The recruits were press-ganged from his own country, or were bought or kidnapped from all over the world. The Prussian King was prepared to spend any amount of money,
and go to any length, even at the risk of war, in his pursuit of tall men. His army of recruiting agents had instructions to use whatever force was necessary. A giant carpenter was once tricked into lying down in a box then found himself locked inside and shipped to Potsdam. As his captor had forgotten to drill air holes in the box, however, the carpenter was found dead on arrival. The King was furious: the agent who captured him was charged with causing the loss of a recruit and imprisoned for life.
Even foreign diplomats weren't safe from King Frederick William's press gang. An exceptionally tall Austrian diplomat was seized in Hanover, but was able to escape. An Irish giant called Kirkman was kidnapped on the streets of London and delivered to Potsdam at a cost to Frederick William of a thousand pounds. A tall priest was kidnapped from Italy in the middle of Mass, and a monk was spirited away from a monastery in Rome. They kidnapped Portuguese, Hungarians, Slavs, Russians, Englishmen, Turks, even Ethiopians and Americans. They were men of every profession, including doctors, lawyers, accountants and teachers. The rest of Europe observed the King's hobby with amusement until his agents began to trespass on their soil. One of Frederick William's less reputable tactics was to induce tall men in the armies of foreign countries to desert.

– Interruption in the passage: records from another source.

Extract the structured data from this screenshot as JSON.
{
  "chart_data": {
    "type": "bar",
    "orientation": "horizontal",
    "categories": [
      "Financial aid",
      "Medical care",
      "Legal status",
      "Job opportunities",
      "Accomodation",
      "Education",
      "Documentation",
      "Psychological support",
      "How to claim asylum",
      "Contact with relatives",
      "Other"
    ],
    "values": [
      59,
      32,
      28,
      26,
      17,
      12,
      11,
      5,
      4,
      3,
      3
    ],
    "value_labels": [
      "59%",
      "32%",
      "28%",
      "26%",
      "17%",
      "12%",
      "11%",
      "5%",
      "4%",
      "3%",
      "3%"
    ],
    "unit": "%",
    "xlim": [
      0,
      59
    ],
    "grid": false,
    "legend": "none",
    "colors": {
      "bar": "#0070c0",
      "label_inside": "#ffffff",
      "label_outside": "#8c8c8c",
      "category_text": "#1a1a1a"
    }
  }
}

Many of his recruits, however, were gifts from other European courts. Whenever the King went on a state visit he would broadly hint that the sort of farewell gift he would most appreciate would be a giant or two. The Austrian and Russian courts were particularly obliging benefactors. Peter the Great, another great admirer of freaks, sent the Prussian King hundreds of Russians, all over six feet four inches. Other European courts found that they had hit upon a novel method of bribing
Frederick William. Tall men became diplomatic bargaining chips as word spread through diplomatic circles that the King of Prussia would agree to virtually anything if you gave him a few tall freaks. The British government persuaded him to sign a pact that was highly biased in their favor by slipping him a “gift” of fifteen very tall Irishmen. The Saxon Foreign Minister sent Frederick William a birthday present of two expensive Turkish pipes and a load of high-grade tobacco. The package was delivered by a seven-foot-tall messenger complete with a note which contained a birthday greetingâat the bottom it read, “PS, keep the delivery boy.”
The King acquired an eight-foot-tall Swede from Augustus the Strong of Saxony. Frederick William was delighted with his new plaything, but was frustrated when the Swede turned out to be so mentally infirm that he couldn't be drilled, despite many beatings. The King despaired and threw him out of the guards, probably the only time that anyone ever left the Potsdam Grenadiers freely. The poor childlike giant drifted into Berlin, where, unable to support himself, he died a beggar on the streets.